Risk Mitigation Stage
Compat upgrade breaks deprecated DAX Run Tabular Editor Best Practice Analyzer before upgrading — flags every deprecated pattern first. Fix before the upgrade, not after. Pre-Stage 2
Measure behavior differences after compat upgrade Stage 2 runs Fabric and on-prem SSAS side-by-side for 1–2 weeks. Identical DAX queries, compared numerically. Nothing is decommissioned until the numbers match. Stage 2
More active thins than expected SharePoint audit log analysis before Stage 1 scope is confirmed — actual open counts per file. Build the right 20 reports first; the rest can wait. Pre-Stage 1
User adoption — people are used to Excel Parallel run period (2–4 weeks): both systems live, users compare. Power BI App mirrors the current portal's navigation — users find the same things in the same places from day one. Stage 1
Data refresh gaps during migration Gateway-based refresh continues uninterrupted until Stage 4 replaces it. At no point is the refresh path removed before a replacement is validated. Stages 0–4
Scope creep on report redesign Migrate existing report logic first — exact same output, Power BI format. Visual polish (themes, branding, new visuals) is additive in a separate pass after validation. Stage 1

The design principle behind all of it

Each stage has a gate — a checklist of conditions that must be true before the next stage begins. Nothing is decommissioned until its replacement is validated side-by-side. The project can pause after any stage and BMD keeps the value delivered so far. Risk is sequenced, not eliminated — which means it's manageable.

Scoping Inputs

What we'll cover on the scoping call

A 45-minute call is all it takes to scope Stage 1 accurately. Here's what we'll work through together — none of it blocks Stage 0, which can start this week.

Division Clarity

Are FR, OS, SI, SP, TD distinct business divisions — or are some rep territories or report categories? This determines how we structure the Power BI App navigation and row-level security roles.

Marvin Scope

Marvin Windows & Doors has 6 dedicated model tables and active reports across Daily + Tabular folders.
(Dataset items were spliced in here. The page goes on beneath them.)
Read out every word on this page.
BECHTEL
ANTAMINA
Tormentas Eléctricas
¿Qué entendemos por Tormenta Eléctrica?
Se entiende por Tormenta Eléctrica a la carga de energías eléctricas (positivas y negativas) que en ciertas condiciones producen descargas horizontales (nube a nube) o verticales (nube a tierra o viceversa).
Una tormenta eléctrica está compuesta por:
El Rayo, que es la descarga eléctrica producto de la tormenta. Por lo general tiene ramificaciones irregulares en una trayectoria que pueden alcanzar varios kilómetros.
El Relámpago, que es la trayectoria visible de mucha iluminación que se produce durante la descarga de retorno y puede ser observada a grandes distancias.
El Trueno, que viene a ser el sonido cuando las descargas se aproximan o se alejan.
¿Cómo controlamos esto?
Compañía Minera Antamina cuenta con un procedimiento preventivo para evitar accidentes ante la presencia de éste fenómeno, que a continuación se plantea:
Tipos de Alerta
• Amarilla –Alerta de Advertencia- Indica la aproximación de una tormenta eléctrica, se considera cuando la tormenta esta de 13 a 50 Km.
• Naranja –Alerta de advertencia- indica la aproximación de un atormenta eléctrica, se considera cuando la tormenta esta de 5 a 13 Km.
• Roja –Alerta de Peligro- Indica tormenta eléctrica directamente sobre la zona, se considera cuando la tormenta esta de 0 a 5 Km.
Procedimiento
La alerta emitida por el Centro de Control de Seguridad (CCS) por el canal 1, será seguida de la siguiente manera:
Dealer tracking, vendor program, or both? Determines the Marvin report set and whether the Hanley Wood market data migrates.

Refresh Ownership

Who runs the current manual SQL → SSAS → Core.xlsx cycle today? How often, and what happens when it doesn't run? This informs gateway placement and the Stage 0 scheduled refresh setup.

Naughty Folder Access

Who currently has access to the commission and proprietary data reports (PY Commission, Sales_by_Metro_Region)? Current ACL becomes the Power BI row-level security role definition.

Active User Count

How many people actively log into bmdbi.portalfront.com? The single biggest licensing input — under ~40 active users on a Power BI-only path, PPU ($24/user/mo) is likely the right answer. If Stage 4 (Lakehouse/DirectLake) is in scope, F64 capacity is required regardless of user count.

Usage Data

The SharePoint audit logs (BMD_BI_Audit_Log_*.xlsx) show which of the 272 thin files are actually opened. Pulling these before Stage 1 scope is confirmed lets us build the right 20 reports first and confidently skip the rest.